What have you learned from Finnish boards that we could apply here in the UK?
I would recommend anyone who gets the opportunity to work for a Finnish company to take it – I found it to be a very welcoming culture. In regard to their business culture, I’d say that they don’t waste words; they tend to have an open manner of communicating in a very concise way. They make their input and wait to listen to the input of their colleagues. This makes for focused, frank, and respectful discussions which results in timely decision-making. I found that approach and style of discussion quite refreshing.
Perhaps related to this business culture, I would also say that Finland and Finnish businesses tend to be very capable in planning and responding to emergencies. Of course, their geographical location has certainly encouraged this too.
What do you think of the role played by nominations committee chairs in the context of choosing leaders whose values match those needed to ensure business is a force for good for the planet and society?
The opportunity to serve on a board is a privilege. It brings with it significant responsibility. Having a board with a diverse range of backgrounds and the right values is key to supporting the executive team, being a successful company and making a positive contribution. Nominations committees and their chairs have a huge responsibility to find the right people.
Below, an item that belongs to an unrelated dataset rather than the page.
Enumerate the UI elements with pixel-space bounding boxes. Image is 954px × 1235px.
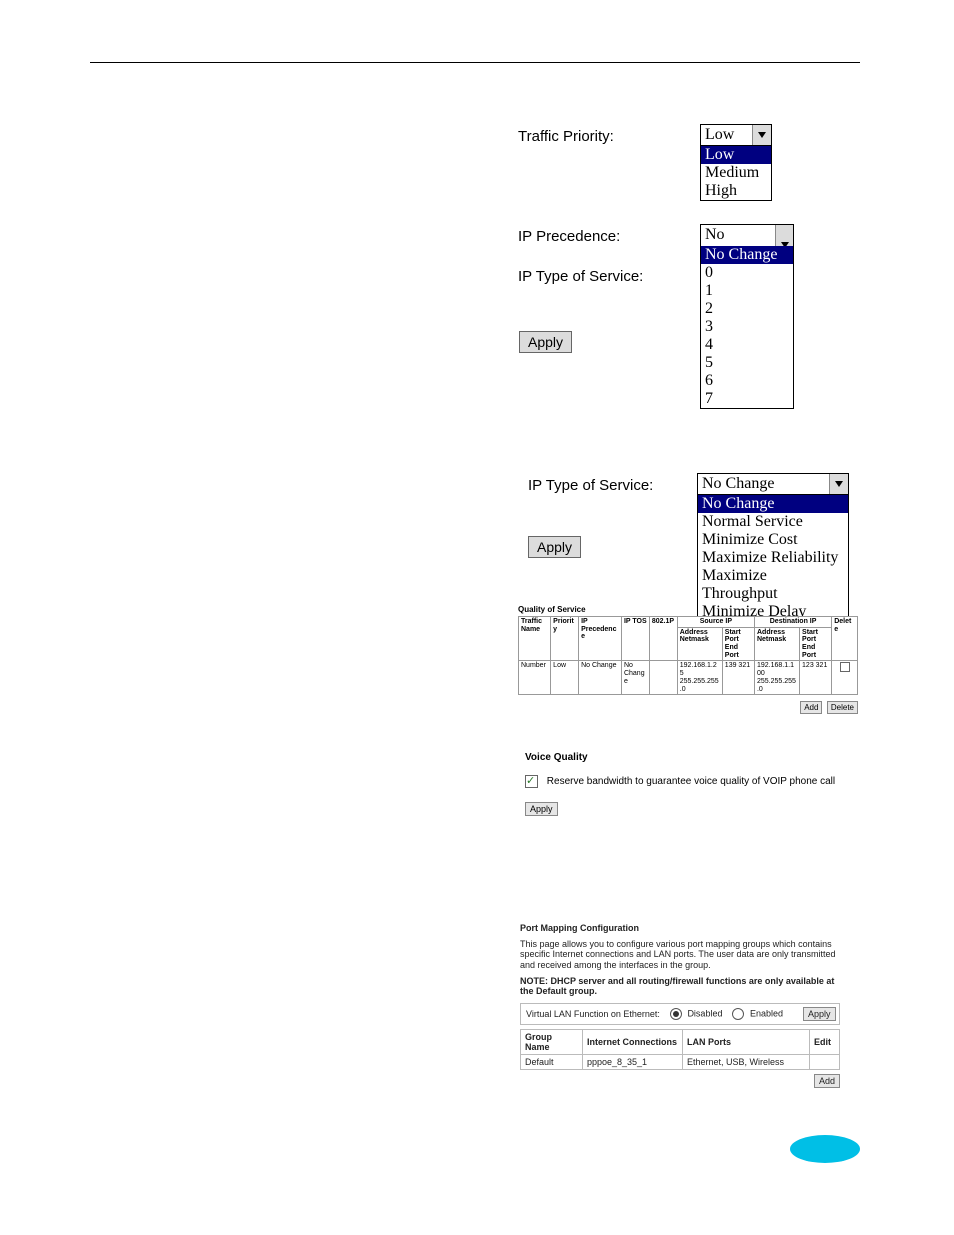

Businesses exist within the communities they operate in and as part of wider society. I grew up in Birmingham and saw first-hand that people could work in manufacturing and have good, stable employment. Since that time there’s been a decline in manufacturing in the UK; so now we need the companies that are growing today to invest in apprenticeships and create jobs for those in the community around them –including building connections with local schools and colleges. Leaders of companies play a key role here.